Complex flow of biomaterials

The interplay between structure and transport is complex, particularly when the structure is soft and deformable as is typically the case in most biological systems. A multidisciplinary approach is a prerequisite to elucidate this complex problem. In the past, we developed home-built set-ups to investigate the structural-mechanical relation in situ – either with ultra-fast confocal, microscopy or with Small Angle X-ray and neutron scattering- of well-controlled complex systems, making use of the toolbox of biological building blocks. The information acquired at single-particle and ensemble levels facilitated direct comparison with theory and computer simulations, resolving issues such as shear-thinning rod dispersions. 

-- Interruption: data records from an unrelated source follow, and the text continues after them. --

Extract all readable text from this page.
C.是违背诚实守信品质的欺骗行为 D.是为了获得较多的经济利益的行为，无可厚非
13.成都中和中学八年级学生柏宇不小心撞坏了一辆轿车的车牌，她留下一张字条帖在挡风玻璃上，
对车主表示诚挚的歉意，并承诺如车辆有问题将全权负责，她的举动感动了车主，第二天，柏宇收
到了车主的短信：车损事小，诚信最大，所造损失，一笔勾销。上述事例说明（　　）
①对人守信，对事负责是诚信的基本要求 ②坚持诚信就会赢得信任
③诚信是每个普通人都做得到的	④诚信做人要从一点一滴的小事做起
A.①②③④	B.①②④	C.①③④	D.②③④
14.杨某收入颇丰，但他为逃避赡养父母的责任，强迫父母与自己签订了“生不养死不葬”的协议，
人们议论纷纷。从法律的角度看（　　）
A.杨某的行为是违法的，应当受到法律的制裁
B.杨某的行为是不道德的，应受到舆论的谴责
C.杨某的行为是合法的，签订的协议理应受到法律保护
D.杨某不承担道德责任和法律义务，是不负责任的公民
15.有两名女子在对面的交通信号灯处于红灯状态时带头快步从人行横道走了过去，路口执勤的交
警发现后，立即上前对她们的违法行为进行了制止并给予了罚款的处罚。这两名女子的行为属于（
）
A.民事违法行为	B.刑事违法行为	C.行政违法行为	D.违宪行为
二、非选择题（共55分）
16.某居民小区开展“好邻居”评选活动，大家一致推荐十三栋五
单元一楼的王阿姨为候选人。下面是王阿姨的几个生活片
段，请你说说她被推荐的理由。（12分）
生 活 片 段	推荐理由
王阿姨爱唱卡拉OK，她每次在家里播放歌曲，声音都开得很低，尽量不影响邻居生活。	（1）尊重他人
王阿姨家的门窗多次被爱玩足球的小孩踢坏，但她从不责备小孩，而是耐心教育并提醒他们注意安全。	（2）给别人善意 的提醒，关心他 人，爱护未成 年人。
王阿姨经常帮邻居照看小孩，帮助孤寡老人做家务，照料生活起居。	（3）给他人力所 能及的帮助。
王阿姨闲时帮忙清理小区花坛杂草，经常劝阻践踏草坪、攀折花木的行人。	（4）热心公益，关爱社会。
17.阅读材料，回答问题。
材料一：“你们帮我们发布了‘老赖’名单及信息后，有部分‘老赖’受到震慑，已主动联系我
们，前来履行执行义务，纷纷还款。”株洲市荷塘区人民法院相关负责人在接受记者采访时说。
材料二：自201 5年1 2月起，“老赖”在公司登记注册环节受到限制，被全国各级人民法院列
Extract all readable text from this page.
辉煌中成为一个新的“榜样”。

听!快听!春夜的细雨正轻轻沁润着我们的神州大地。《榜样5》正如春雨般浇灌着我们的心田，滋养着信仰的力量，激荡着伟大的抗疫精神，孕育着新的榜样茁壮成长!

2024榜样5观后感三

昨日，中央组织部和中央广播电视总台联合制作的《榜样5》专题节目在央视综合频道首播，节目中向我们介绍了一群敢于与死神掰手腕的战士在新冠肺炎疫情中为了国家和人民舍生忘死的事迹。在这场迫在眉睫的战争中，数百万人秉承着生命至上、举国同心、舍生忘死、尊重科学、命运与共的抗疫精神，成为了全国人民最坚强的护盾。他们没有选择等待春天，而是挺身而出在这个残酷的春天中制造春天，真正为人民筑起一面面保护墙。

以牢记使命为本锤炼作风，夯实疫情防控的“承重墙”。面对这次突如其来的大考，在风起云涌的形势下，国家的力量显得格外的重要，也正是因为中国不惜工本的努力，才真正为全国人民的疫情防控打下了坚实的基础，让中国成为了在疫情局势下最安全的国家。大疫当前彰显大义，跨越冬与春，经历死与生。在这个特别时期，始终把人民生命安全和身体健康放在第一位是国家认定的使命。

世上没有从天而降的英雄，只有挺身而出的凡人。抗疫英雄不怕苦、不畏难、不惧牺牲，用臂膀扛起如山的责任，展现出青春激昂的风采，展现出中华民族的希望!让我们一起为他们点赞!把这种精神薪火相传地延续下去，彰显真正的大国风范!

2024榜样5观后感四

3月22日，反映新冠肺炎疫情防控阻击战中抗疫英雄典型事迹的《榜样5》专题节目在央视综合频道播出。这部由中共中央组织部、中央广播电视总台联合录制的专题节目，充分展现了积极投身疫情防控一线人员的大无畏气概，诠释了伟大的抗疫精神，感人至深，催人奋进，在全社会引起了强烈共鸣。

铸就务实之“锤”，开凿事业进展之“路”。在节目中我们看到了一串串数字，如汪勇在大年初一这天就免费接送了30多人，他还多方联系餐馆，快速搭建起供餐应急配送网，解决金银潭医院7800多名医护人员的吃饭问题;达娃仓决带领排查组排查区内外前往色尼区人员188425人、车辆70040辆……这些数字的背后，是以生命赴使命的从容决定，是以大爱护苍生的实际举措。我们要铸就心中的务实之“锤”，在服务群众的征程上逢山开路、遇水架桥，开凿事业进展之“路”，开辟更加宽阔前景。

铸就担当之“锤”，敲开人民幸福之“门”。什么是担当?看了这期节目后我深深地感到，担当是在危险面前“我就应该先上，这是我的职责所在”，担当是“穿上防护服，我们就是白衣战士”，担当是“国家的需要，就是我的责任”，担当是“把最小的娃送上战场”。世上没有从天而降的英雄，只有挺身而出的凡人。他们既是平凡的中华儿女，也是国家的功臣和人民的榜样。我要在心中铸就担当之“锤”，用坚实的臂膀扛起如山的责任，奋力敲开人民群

Currently, we are applying these concepts to two real-life systems: blood flow through the brain vasculature and extracellular matrices. Both systems are instrumental to bio-information processing. Blood supplies the brain with oxygen, nutrients and molecular messengers while cooling it simultaneously. In order to understand the flow through this network the complexity of blood as well as the network geometry needs to be taken into account. We are investigating the flow by mimicking the brain vasculature, as obtained from the Human Brain Project, in 3D microfluidic glass channels produced by the novel scanning laser etching technique, whilst tuning the aggregation of red blood cells. Using this palette of tools, we aim to elucidate flow behaviour, comprehend cooling and messaging, and programme flaws and their consequences. The interplay between extracellular matrices and cells determines the cell fate and function. As extracellular matrices mostly consist of stiff fibrillar structures, we apply our knowledge of the mechanical response of such systems to control alignment and stiffness, investigating the response of embedded cells. Our ultimate goal is to develop aligned cell networks that mimic the brain and study signal transduction through these networks.